Toutefois pour rendre cette figure envisageable il faut que le parrain en prépare le terrain. Ce qui rend le compromis plausible, et même possible, c’est l’absolue nécessité pour le parrain de ne jamais apparaître aux yeux du tuteur comme un rival ou un concurrent. Le parrain va demander au tuteur de se remettre partiellement en cause ; il est donc nécessaire qu’un lien de confiance désamorce les interventions du parrain comme des épreuves auxquelles le tuteur devrait se soumettre au risque du désaveu.

Pour gagner la confiance du tuteur, le parrain apporte de l’eau à son moulin. Il ne s’agit pas d’un masque sous lequel le parrain dissimulerait son vrai projet de conspirateur préparant dans l’ombre une insurrection contre le tuteur. Le parrain ne vise aucun soulèvement, il est objectivement l’allié du tuteur.

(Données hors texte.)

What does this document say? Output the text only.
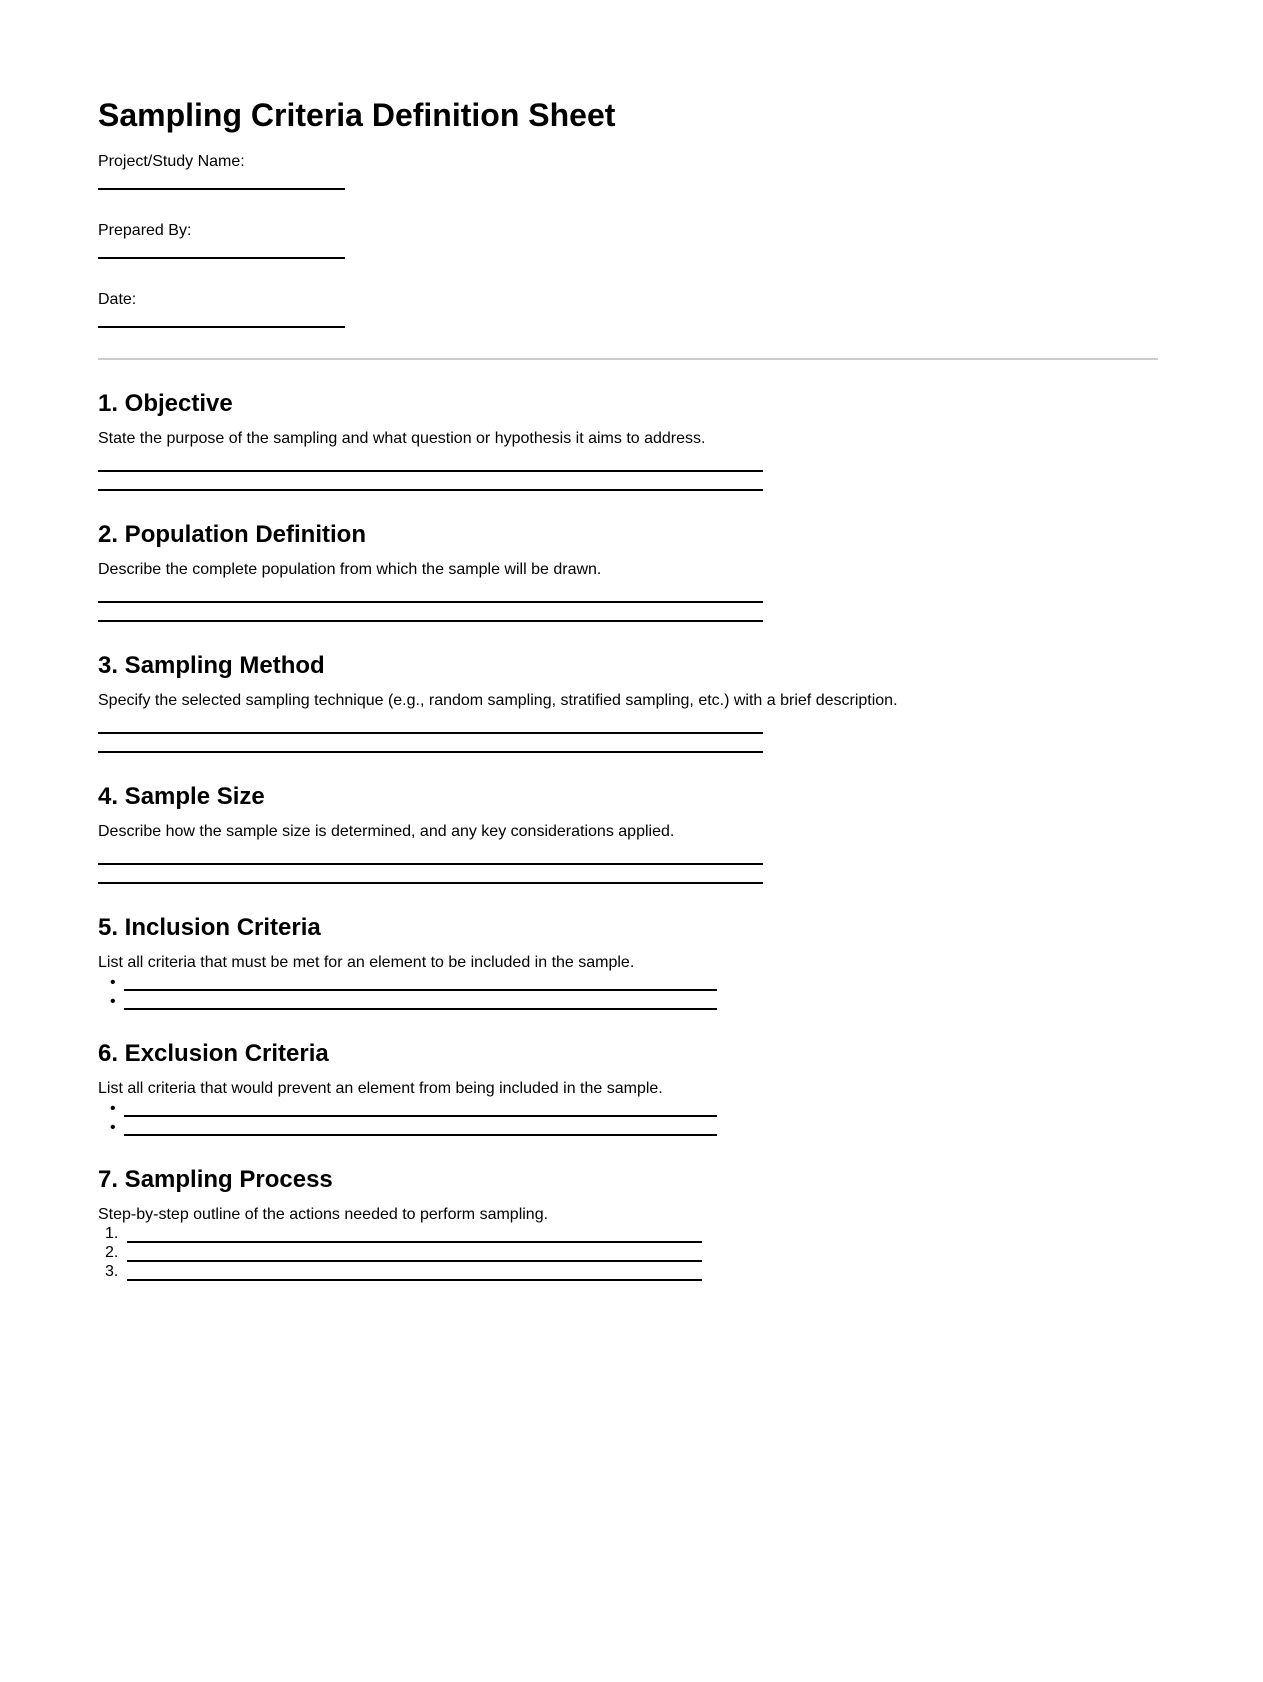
Sampling Criteria Definition Sheet

Project/Study Name:

Prepared By:

Date:

1. Objective

State the purpose of the sampling and what question or hypothesis it aims to address.

2. Population Definition

Describe the complete population from which the sample will be drawn.

3. Sampling Method

Specify the selected sampling technique (e.g., random sampling, stratified sampling, etc.) with a brief description.

4. Sample Size

Describe how the sample size is determined, and any key considerations applied.

5. Inclusion Criteria

List all criteria that must be met for an element to be included in the sample.

•
•
6. Exclusion Criteria

List all criteria that would prevent an element from being included in the sample.

•
•
7. Sampling Process

Step-by-step outline of the actions needed to perform sampling.

1.
2.
3.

Au contraire, plus l’activité du tiers apparaitra au tuteur comme intégrée à la sienne plus il sera prêt à ce que le parrain lui apporte « un coup de main » ou même son savoir (non pas une expertise concurrente). Le parrain avant même d’essayer de frayer un compromis doit donc remplir une fonction de légitimation du tuteur moins sur un mode institutionnel que par la reconnaissance de son expertise qu’il lui témoigne.

La seconde condition pour que le compromis puisse être frayé est que le parrain, lors des entretiens conseil, offre de possibles contenus alternatifs respectant les règles enseignées par le tuteur. Le parrain peut alors servir de réservoir auxiliaire de solutions quand le tuteur semble à court. Il ne s’oppose jamais au tuteur sur le fond, mais peut adroitement prendre le relais pour offrir des solutions alternatives. De fait, dans l’extrait suivant c’est finalement le parrain qui va conseiller l’enseignant novice et lui proposer des solutions à mettre en œuvre :

Conseil Pédagogique (chercheur/enseignant novice 3/parrain 3/tuteur 3)

EN3 : c’est-à-dire que ton objectif, dès la leçon un tu l’as ?

PA3 : quel est l’objectif du cycle ? Tu sais comment ça se passe, c’est guidé par la compétence attendue, notre objectif, ce sera de progresser collectivement vers la cible pour aller marquer

EN3 : pour moi, ça, ça vient en leçon deux, une fois que tu as fait ton diagnostique.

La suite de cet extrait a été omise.